If extraterrestrials sent Tilda Swinton to Scotland as an undercover emissary — and my profile of the actress in this week’s TIME (which can be found here) doesn’t rule out that possibility — they didn’t get her disguise quite right. Academy Award winner, muse to indie auteurs and fashion designers, Narnia’s white witch, Swinton has a spectral, almost alien beauty; at 51, she conspicuously lacks the gnarls and folds of the human aging process. I visited her in Nairn, the home town she calls “Brigadoon,” and stumbled in her wake on a hike through the gorgeous wilderness of heather-strewn ridges and mysterious valleys nearby, to discuss her storied career and the latest role predicted to garner an Oscar nod. In We Need to Talk about Kevin, Swinton plays Eva Khatchadourian, the conflicted mother of a teenager whose monstrous killing spree may partly reflect Eva’s own failings. The Academy often rewards actors for the gap between the role and their real-life selves and as Eva, the ethereal Swinton is messily, painfully human.

(PHOTOS: Model and Muse: Tilda Swinton on Being Photographed)

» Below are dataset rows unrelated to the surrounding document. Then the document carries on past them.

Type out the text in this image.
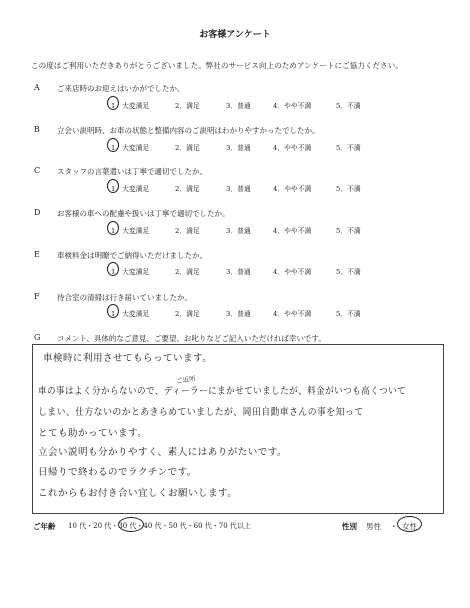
お客様アンケート
この度はご利用いただきありがとうございました。弊社のサービス向上のためアンケートにご協力ください。
A ご来店時のお迎えはいかがでしたか。
1．大変満足	2．満足	3．普通	4．やや不満	5．不満
B 立会い説明時、お車の状態と整備内容のご説明はわかりやすかったでしたか。
1．大変満足	2．満足	3．普通	4．やや不満	5．不満
C スタッフの言葉遣いは丁寧で適切でしたか。
1．大変満足	2．満足	3．普通	4．やや不満	5．不満
D お客様の車への配慮や扱いは丁寧で適切でしたか。
1．大変満足	2．満足	3．普通	4．やや不満	5．不満
E 車検料金は明瞭でご納得いただけましたか。
1．大変満足	2．満足	3．普通	4．やや不満	5．不満
F 待合室の清掃は行き届いていましたか。
1．大変満足	2．満足	3．普通	4．やや不満	5．不満
G コメント、具体的なご意見、ご要望、お叱りなどご記入いただければ幸いです。
ご近所
車検時に利用させてもらっています。
車の事はよく分からないので、ディーラーにまかせていましたが、料金がいつも高くついて
しまい、仕方ないのかとあきらめていましたが、岡田自動車さんの事を知って
とても助かっています。
立会い説明も分かりやすく、素人にはありがたいです。
日帰りで終わるのでラクチンです。
これからもお付き合い宜しくお願いします。
ご年齢 10 代・20 代・30 代・40 代・50 代・60 代・70 代以上	性別 男性 ・ 女性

Film director Jim Jarmusch calls Swinton “an amazing creature.” The British actor Tim Roth describes her as a “mermaid.” She seems less real in the flesh than onscreen, not least because of an excess of perfection in the careless ease of her existence. In a wide-ranging conversation, she discusses a rich domestic life that includes her 14-year-old twins, their father, her “sweetheart,” the family’s five springer spaniels and a vegetable garden; her political views; and a passion for cinema that has informed her choices and underpins the 8 1/2 Foundation, her initiative dedicated to recommending and donating films to children.

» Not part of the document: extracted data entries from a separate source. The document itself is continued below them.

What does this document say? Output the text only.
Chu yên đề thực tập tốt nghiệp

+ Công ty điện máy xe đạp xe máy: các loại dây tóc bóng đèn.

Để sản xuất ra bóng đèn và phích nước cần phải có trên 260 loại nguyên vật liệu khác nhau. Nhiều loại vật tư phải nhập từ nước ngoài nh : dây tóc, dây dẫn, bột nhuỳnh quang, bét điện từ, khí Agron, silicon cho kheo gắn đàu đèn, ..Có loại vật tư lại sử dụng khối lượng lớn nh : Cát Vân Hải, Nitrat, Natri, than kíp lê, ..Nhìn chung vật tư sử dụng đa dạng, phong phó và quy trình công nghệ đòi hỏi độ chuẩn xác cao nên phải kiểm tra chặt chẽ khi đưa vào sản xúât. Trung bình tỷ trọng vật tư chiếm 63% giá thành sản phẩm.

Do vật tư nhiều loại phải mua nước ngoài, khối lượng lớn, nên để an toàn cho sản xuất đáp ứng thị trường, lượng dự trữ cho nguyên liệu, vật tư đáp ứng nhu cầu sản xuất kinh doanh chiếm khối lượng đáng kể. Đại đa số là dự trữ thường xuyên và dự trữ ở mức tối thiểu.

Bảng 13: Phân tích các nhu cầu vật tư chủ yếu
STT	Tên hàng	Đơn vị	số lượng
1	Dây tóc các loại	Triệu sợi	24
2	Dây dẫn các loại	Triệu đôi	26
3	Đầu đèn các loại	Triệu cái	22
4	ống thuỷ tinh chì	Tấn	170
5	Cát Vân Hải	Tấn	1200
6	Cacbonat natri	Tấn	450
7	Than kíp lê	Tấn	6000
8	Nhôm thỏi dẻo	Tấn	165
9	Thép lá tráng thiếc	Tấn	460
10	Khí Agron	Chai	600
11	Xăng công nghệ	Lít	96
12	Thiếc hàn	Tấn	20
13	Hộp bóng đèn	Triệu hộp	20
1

The project was inspired by the Fellini film and by a question from Swinton’s son Xavier, when he was that age. What, he asked his mother, were people’s dreams like before the cinema was invented? This turns out to have been something of a preoccupation for earlier generations of the Swinton family too. Swinton ancestors include not only Robert the Bruce, but Alan Campbell-Swinton, whose pioneering work led directly to the invention of the television, and Ernest Dunlop Swinton, the inventor of the tank, who wrote science fiction under a pseudonym. One of his stories describes a visit to the early “cinematograph,” that goes horribly wrong.

His descendant has no such fear of silent movies. We Need to Talk about Kevin director Lynne Ramsay quotes her leading lady: “Film went downhill when words came in.” And Swinton is Buster Keaton as much as Lilian Gish. She’s been clowning since childhood, her survival strategy as the only girl among four siblings and as a bright child packed away to boarding schools that didn’t always appreciate her intellect or dissident views.

At Inverness airport — she insists on delivering me to my homeward plane — Swinton spots a toy crossbow for sale, complete with arrows tipped with suckers. Soon an arrow is planted in the middle of her forehead and she holds up the crossbow for a photograph. “I would say that’s a definite cover option, if not an alternative poster for [Kevin’s] worldwide release,” she emails later.